Вот какой была моя первая учительница.
И если бы я стал очень знаменитым, таким знаменитым, что мир захотел бы увидеть мой портрет, — я тоже разыскал бы Марью Ивановну и сфотографировался рядом с ней.
ЧУБЧИКИ И НУЛЕВКИ.
В первый же день Марья Ивановна выстроила нас по росту и рассадила за партой В таком порядке, чтобы самые маленькие оказались впереди, а самые большие — сзади. Потом она осмотрела наши ручки, перья и велела назавтра всем принести одинаковые. Марья Ивановна сама раздобыла где-то штук восемь желтых бумажных мешков из-под глинозема, разрезала их на большие листы и сказала: пусть мамы выкроят вам одинаковые тетради — вот такие, как у меня. Она также наказала нам выстрогать по десять палочек для счета, и никто не получил поблажки: дескать, ты, Петя, принеси все десять, а тебе, Ваня, можно явиться только с тремя.
Словом, наконец-то мы сделались равными. После уличного произвола это просто был рай справедливости. Тем более, что учителей не волновало, сколько у кого из нас имеется старших братьев с железными кулаками.
Когда сосед мой Ванька Ямщиков вывел из терпения своим озорством даже добрейшую Марью Ивановну, в класс заявился рассерженный завуч, отнял у Ваньки сумку, нахлобучил ему на глаза шапку и вышиб за дверь хорошим подзатыльником.
Правда, в этот же день меня повстречал один из Ванькиных братьев — Колька.
— Кончились уроки? — спросил он, глядя вниз и ковыряя ботинком чудовищных размеров вмерзший в снег камешек.
— Ага.
— А сумка Ванькина где?
— В учительской, наверное, — простодушно ответил я.
— А ты почему ее не украл, сука?! — вскинул на меня желтые кошачьи глаза Колька.
Он сбил меня с ног и как следует напинал под бока своими могучими американскими ботинками.
Понятно, я не подозревал тогда о существовании закона единства и борьбы противоположностей.
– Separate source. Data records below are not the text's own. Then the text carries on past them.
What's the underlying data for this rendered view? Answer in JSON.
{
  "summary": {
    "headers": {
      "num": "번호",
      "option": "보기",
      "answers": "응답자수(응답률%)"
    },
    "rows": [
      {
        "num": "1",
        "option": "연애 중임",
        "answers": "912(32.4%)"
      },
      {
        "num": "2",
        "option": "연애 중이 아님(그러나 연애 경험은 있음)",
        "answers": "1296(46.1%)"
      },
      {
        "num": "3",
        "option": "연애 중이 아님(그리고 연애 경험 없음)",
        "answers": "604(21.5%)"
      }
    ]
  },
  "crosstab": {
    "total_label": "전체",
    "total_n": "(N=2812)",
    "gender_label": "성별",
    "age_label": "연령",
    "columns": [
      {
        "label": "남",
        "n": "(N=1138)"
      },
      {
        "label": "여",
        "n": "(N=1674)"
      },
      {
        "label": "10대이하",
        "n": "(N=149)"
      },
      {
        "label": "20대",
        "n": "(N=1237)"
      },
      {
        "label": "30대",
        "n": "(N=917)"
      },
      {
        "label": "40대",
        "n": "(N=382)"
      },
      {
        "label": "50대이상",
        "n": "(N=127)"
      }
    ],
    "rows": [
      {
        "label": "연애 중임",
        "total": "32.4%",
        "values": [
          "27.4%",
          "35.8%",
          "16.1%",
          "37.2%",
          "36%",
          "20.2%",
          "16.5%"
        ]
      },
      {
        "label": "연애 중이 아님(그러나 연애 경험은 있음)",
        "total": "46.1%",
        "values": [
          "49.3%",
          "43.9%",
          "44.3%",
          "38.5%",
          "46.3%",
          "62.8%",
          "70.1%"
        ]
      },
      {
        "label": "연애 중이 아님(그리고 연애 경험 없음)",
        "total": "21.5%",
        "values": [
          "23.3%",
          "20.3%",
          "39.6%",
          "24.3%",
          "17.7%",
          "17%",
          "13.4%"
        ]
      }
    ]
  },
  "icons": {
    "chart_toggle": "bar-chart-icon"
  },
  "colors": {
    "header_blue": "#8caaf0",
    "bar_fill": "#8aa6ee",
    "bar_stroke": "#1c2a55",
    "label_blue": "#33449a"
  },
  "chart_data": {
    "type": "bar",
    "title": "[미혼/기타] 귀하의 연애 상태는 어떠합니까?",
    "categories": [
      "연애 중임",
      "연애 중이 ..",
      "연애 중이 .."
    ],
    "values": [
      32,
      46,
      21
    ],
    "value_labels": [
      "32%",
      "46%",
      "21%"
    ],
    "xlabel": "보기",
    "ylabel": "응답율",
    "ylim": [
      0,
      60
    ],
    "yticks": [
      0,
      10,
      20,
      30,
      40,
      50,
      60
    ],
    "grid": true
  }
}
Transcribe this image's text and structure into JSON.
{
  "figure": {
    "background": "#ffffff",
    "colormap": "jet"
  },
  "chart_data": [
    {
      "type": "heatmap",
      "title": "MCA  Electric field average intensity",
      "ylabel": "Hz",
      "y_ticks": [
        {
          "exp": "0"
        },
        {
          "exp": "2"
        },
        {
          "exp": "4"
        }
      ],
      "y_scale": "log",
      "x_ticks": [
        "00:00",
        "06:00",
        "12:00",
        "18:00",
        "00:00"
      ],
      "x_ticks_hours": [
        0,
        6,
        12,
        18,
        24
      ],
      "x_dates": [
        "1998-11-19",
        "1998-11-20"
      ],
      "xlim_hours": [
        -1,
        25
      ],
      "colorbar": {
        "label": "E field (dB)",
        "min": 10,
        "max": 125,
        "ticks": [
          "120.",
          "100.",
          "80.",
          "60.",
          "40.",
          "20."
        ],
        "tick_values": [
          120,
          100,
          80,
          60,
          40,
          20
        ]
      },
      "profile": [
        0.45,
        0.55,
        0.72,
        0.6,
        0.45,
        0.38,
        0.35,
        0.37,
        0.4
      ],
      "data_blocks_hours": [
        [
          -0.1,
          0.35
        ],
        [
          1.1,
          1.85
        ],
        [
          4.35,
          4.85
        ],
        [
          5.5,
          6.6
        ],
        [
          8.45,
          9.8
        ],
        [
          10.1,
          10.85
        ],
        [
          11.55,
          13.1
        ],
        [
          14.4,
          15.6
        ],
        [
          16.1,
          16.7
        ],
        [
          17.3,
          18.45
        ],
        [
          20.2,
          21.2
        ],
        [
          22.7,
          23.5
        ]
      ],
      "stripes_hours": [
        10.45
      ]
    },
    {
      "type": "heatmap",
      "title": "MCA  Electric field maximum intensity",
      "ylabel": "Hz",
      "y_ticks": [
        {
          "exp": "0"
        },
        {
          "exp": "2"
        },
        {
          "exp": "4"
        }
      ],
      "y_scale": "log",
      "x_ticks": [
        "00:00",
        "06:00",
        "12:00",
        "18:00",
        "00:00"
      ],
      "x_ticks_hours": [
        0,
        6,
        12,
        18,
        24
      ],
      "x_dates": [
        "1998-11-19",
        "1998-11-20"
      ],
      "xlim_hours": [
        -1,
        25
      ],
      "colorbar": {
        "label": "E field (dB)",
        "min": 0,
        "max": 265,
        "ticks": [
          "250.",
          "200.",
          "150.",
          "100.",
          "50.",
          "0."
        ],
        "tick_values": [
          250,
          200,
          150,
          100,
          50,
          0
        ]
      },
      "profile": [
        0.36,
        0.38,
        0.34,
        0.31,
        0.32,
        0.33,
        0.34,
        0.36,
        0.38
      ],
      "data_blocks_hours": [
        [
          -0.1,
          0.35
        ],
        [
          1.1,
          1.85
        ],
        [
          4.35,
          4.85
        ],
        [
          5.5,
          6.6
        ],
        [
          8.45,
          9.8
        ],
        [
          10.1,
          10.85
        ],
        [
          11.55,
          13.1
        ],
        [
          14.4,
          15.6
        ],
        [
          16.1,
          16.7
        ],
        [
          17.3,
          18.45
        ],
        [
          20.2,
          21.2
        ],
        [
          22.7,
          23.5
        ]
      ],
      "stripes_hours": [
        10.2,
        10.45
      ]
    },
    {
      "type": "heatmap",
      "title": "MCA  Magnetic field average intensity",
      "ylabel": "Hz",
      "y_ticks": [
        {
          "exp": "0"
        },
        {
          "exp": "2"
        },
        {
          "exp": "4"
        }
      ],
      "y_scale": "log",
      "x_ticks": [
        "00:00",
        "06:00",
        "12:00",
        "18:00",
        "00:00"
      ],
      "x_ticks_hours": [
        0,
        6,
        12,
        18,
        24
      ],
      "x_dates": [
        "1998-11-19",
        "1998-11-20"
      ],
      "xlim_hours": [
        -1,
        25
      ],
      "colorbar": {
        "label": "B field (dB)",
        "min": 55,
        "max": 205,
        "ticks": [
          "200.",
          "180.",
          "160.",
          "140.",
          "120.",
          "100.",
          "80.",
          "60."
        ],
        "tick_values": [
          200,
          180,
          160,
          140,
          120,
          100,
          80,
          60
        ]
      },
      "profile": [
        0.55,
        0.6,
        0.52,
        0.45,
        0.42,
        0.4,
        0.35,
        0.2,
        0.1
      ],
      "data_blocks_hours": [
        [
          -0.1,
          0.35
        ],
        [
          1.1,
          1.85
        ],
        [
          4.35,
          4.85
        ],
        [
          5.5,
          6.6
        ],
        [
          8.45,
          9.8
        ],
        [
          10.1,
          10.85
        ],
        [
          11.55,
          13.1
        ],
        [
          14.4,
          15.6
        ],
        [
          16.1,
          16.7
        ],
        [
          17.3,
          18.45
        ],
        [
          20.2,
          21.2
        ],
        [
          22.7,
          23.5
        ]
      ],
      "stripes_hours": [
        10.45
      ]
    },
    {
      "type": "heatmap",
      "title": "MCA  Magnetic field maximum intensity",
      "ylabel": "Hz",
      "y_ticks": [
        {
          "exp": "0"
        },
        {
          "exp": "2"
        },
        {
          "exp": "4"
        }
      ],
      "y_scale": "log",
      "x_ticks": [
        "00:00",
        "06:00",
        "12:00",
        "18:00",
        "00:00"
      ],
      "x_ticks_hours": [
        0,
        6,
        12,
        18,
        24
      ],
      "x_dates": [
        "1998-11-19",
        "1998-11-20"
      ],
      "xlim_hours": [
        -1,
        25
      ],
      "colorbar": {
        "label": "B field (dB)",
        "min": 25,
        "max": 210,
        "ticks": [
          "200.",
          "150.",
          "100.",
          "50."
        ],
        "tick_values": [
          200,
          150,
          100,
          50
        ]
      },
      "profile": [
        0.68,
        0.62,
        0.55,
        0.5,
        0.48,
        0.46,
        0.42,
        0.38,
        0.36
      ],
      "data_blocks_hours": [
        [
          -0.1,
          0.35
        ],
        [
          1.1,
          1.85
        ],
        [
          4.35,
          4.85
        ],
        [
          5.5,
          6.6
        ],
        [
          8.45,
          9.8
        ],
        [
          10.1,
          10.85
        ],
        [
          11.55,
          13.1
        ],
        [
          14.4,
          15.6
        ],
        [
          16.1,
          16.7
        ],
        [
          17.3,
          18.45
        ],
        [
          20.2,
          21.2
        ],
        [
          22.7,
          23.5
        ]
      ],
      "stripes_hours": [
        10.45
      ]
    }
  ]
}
Этот случай открыл мне глаза лишь на одну половину его: школа и улица находились в состоянии борьбы, на острие которой я случайно и оказался.
Но заблуждался не только я. Заблуждалась и Марья Ивановна. Она, видать, не догадывалась, насаждая равноправие, что подлая война уже разделила нас.
Скоро Марья Ивановна, я думаю, догадалась.
— Дети, — сказала она через несколько дней. — Кто знает какую-нибудь песенку?
— Я знаю! — подняла руку Нинка Фомина, черноглазая бесстрашная девчонка.
— Ну, спой нам, что ты знаешь.
Нинка вышла к доске, подбоченилась и запела:
- Двенадцать часов пробило,
- Чеснок идет домой,
- А качински ребята
- Кричат: "Чеснок, постой!."
- Дна Парня подскочили
- И сбили его с ног,
- Два острые кинжала
- Вонзились в левый бок…
— Хватит, хватит! — замахала руками Марья Ивановна. — Это нехорошая песня, Инна… Может, ты другую знаешь?
Оказалось, что Нинка знает и другую.
— Тогда спой другую, — сказала Марья Ивановна.
- Перебиты, поломаны крылья! —
взвыла Нинка, томно заводя глаза.
Марья Ивановна решила, наверное, что эта песня про наших героических летчиков-истребителей, и одобрительно кивнула головой.
Пока она кивала, Нинка проскочила вторую строчку и ударила с надрывом:
- А-э кокаином — серебряной пылью —
- А-э все дороги мне в жизнь замело!..
А вскоре удивительная история произошла с мальчиком Петей Свиньиным, или попросту — Свином, как его сразу же прозвали в классе.
Хотя многие из нас были переростками военного времени, Свин казался нам слишком взрослым. Он только ростом не вышел, был из тех «собачек», которые до старости остаются «щенками».
С неделю Свин мирно сидел в классе, поглядывая вокруг цепкими мужичьими глазками. Он, казалось, чего-то ждал. Может быть, решительных перемен в судьбе. И не дождался.
Тогда Свин поднялся прямо среди урока и вышел.
Дома, на пустом осеннем огороде, он построил шалаш из подсолнечных будыльев и картофельной ботвы, вернулся на другой день в школу, схватил за руку одну из девчонок — тоже переростка, толстуху, на голову выше себя ростом — и повел в свою хижину, чтобы зажить там самостоятельной трудовой жизнью.
Они уходили на глазах онемевшего от изумления класса — очень солидно и семейно. Впереди, ссутулившись, заложив руки за спину шагал Свин. За ним, покорно опустив голову, брела его избранница.